2型糖尿病患者にDPP-4阻害薬シタグリプチンを投与し、血流依存性血管拡張反応FMD)を指標に血管内皮機能の変化を検討した結果、有意なFMDの改善を認め、シタグリプチンが血管内皮機能を改善する可能性があることが示唆された。9月23日から25日まで神戸市で開催された日本心臓病学会JCC2011)において、日本医科大学の久保田芳明氏らが報告した。

 インクレチンは血管内皮機能を改善する作用を持つことが報告されている。そのためインクレチンの分解を抑制し、その作用を増強するDPP-4阻害薬にも血管内皮機能改善効果が期待されるが、これを直接検討した報告はなかった。

 そこで久保田氏らは、2型糖尿病患者に通常用量(50mg/日)のシタグリプチンを12週間にわたって投与し、治療前後におけるFMDを比較した。また副次評価項目として、HbA1c値、空腹時血糖値、内皮保護的に働くアディポネクチン、NO産生を阻害する非対称性ジメチルアルギニン(AMDA)値の変化について評価した。

 健常成人のFMDは6〜7%程度であることから、今回の検討ではFMD<6%を「FMD低下」と定義し、これに該当する2型糖尿病患者を対象とした。ただし、インスリン療法中の患者、透析患者、内皮機能の改善作用が報告されているピオグリタゾンを服用中の患者は除外対象とし、最終的に28人(平均70±8歳、男性22人)について評価した。

 その結果、12週後のHbA1c値はベースライン時の7.2%から6.2%へと有意に低下し、FMDは4.31%から5.31%へと有意に増加した(ともにp<0.001)。一方で、ニトログリセリン刺激に対する血管拡張応答は不変だったことから、FMDの変化が内皮機能の変化に基づくものであることが示唆された。

 また、アディポネクチンとADMAについても有意な改善が認められた(アディポネクチン:12.91μg/mL → 14.79μg/mL、ADMA:0.51μmol/L → 0.41μmol/L、ともにp<0.05)。

 続いて久保田氏らは、1%以上のFMD増加を「FMD改善」と定義した上で、既知の動脈硬化危険因子(年齢、性別、喫煙、HbA1c、頸動脈内膜中膜複合体厚〔IMT〕)を独立変数とした多変量解析を行い、「FMD改善」との関連を検討したが、いずれの因子についても有意な関連は認められなかった。
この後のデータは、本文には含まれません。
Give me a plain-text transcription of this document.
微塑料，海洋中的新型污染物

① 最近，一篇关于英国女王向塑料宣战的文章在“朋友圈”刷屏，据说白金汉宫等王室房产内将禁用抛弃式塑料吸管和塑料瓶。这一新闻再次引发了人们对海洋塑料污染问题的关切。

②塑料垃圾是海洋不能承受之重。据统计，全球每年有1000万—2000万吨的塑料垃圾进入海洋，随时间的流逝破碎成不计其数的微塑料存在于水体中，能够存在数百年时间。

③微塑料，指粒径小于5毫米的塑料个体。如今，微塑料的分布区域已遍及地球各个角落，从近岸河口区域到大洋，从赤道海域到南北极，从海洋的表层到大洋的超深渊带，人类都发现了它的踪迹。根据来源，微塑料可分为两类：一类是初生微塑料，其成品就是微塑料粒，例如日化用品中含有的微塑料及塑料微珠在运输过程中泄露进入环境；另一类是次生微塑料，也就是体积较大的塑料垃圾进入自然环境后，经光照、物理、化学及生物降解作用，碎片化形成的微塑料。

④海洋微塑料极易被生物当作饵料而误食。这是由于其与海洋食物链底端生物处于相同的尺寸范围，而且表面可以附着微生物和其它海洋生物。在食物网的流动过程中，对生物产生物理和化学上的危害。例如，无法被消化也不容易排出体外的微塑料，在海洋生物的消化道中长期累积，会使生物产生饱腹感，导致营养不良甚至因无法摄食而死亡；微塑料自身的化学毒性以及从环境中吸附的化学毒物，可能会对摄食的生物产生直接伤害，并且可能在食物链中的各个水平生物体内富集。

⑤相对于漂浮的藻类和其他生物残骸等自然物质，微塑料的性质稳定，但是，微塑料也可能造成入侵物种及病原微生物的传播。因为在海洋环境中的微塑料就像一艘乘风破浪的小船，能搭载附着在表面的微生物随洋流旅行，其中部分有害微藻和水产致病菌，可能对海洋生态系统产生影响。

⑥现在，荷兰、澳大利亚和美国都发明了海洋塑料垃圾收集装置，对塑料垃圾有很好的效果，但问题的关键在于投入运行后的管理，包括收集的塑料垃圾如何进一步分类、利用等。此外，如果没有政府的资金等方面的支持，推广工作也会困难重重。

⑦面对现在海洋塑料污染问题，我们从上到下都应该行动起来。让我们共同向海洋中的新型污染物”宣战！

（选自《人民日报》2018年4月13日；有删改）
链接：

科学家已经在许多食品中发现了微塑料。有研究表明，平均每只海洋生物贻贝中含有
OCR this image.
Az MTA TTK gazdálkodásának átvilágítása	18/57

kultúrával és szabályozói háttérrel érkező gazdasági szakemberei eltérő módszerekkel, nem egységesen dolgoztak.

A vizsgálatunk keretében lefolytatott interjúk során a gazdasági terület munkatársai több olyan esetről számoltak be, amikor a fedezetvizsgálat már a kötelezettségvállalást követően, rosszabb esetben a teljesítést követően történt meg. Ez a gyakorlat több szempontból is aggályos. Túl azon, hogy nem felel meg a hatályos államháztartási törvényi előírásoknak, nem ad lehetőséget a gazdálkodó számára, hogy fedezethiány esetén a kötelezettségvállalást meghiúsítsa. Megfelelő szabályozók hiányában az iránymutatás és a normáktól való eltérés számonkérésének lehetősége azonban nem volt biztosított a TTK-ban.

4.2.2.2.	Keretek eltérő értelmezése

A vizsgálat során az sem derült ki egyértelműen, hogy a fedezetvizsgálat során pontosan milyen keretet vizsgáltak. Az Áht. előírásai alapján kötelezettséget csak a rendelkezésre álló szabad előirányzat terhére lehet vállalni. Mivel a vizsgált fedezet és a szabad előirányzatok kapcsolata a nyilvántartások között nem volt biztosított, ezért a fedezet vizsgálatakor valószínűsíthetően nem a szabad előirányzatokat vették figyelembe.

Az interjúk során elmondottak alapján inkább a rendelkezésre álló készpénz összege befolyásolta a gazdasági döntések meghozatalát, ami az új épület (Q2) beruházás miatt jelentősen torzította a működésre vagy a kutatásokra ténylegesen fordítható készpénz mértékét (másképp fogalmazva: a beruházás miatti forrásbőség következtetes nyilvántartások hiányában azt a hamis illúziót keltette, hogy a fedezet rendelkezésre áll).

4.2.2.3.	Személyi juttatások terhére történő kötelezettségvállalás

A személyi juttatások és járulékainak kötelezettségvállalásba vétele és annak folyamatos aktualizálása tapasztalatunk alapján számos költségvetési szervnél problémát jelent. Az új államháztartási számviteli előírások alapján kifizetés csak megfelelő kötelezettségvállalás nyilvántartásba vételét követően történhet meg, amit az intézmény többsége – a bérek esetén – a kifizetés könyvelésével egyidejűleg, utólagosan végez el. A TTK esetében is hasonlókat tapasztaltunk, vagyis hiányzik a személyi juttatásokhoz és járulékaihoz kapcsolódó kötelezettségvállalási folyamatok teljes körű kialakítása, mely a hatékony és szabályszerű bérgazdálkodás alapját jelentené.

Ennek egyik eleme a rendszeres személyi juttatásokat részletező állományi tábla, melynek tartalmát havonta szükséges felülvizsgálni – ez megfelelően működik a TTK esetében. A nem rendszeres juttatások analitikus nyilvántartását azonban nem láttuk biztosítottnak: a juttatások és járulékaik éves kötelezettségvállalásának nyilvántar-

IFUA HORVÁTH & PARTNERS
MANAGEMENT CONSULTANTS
このことから、シタグリプチンによるFMDの改善は、既知の危険因子の改善とは独立した機序に基づくものと考えられた。

 その機序について久保田氏らは、「インクレチンはGLP-1受容体を介してGLP-1活性を増強し、細胞質中のcAMP濃度上昇、NO合成酵素の発現促進により、血管壁に対して抗炎症作用を示し、内皮機能の改善をもたらすと考えられている。シタグリプチンも同様の機序で内皮機能の改善に至ったのではないか。加えて、アディポネクチンの増加、ADMAの低下も、NO合成酵素の発現促進に働いていると考えられる」と考察した。そして「内皮機能が低下した症例において、シタグリプチンは血糖降下作用とともに、血管内皮機能を改善する可能性が示唆された」と結んだ。